Yes, you read that right, NO managers.
Each individual has a personal mission statement, and understands how they contribute to the success of the overall mission. The article discusses how each individual is responsible for acquiring the training, skills and supplies they need to accomplish their mission. Of course, many of you, like me, probably immediately applied it to your own working situation. Perhaps you had a slight grin, thinking about firing your manager, or perhaps you got tense, as you yourself are a manager!
This got me thinking about the greater context of China. Could organizations, especially with “needy” generations like the children of the 80s and 90s begin to use this method, and if not, how long before they could? A year, ten years, never?
A similar methodology to that of Morning Star’s can be seen in parenting. Parents researching child rearing and psychology have probably come across the “Ferber” method of child rearing. The idea is that you let a newborn child cry until it cries itself to sleep. This way, it will learn t be self sufficient, and not cry every time it wants attention. Of course this requires the compliance of both parents, (and sometimes grandparents), which is easier said than done. Tolerating a crying child is a parent’s choice, and as my mother always reminded me “You don’t get to choose your parents!”. However, we do choose the organisations where we work.
Returning to the original topic, could you imagine your organisation without managers?

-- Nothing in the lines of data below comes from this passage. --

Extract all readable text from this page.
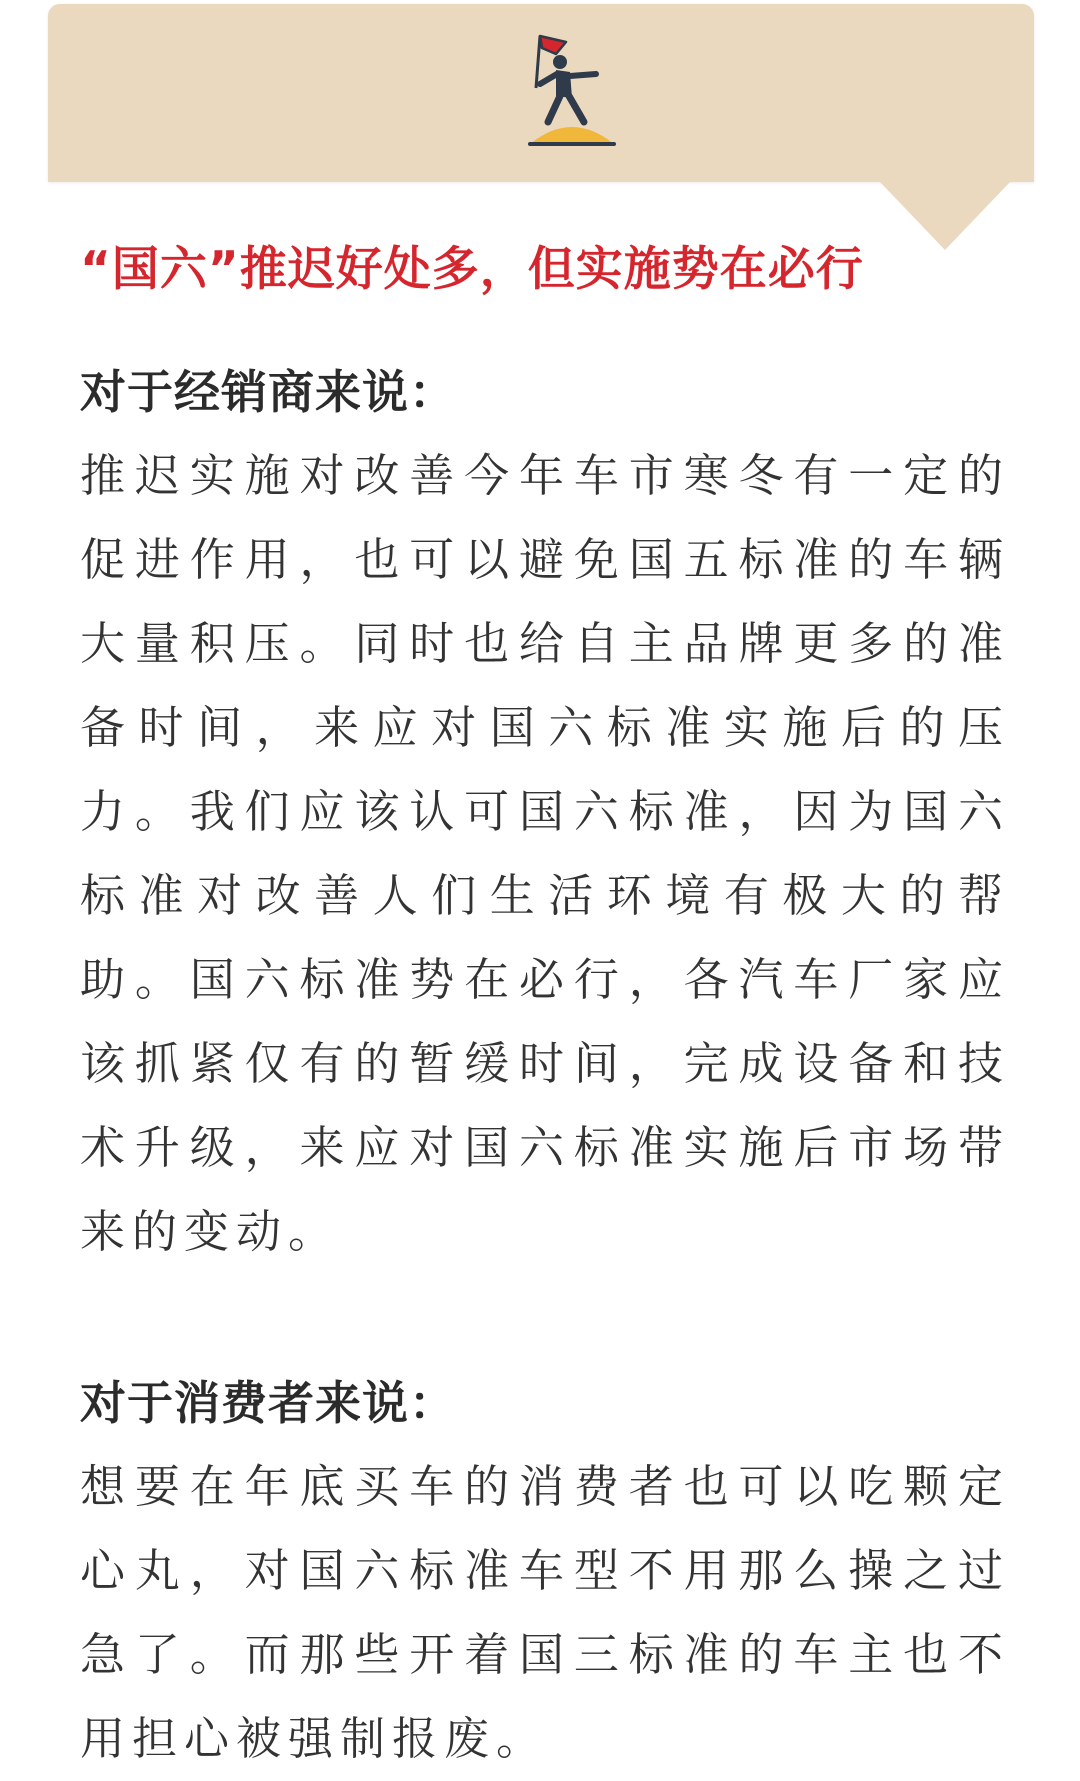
“国六”推迟好处多，但实施势在必行
对于经销商来说：

推迟实施对改善今年车市寒冬有一定的促进作用，也可以避免国五标准的车辆大量积压。同时也给自主品牌更多的准备时间，来应对国六标准实施后的压力。我们应该认可国六标准，因为国六标准对改善人们生活环境有极大的帮助。国六标准势在必行，各汽车厂家应该抓紧仅有的暂缓时间，完成设备和技术升级，来应对国六标准实施后市场带来的变动。

对于消费者来说：

想要在年底买车的消费者也可以吃颗定心丸，对国六标准车型不用那么操之过急了。而那些开着国三标准的车主也不用担心被强制报废。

Wouldn’t this be the perfect remedy for the employees of these needy generations. Would removing any support network, or forcing them to access it themselves, push them to be better employees? Would they stop crying…eventually? Or would they find a new organisation?
It’s always nice to step back from our day-to-day efforts and think about what it is we are trying to achieve. Have we been approaching our problems all wrong? Are we preventing growth, from providing too much guidance and direction? Would a world without managers be liberating?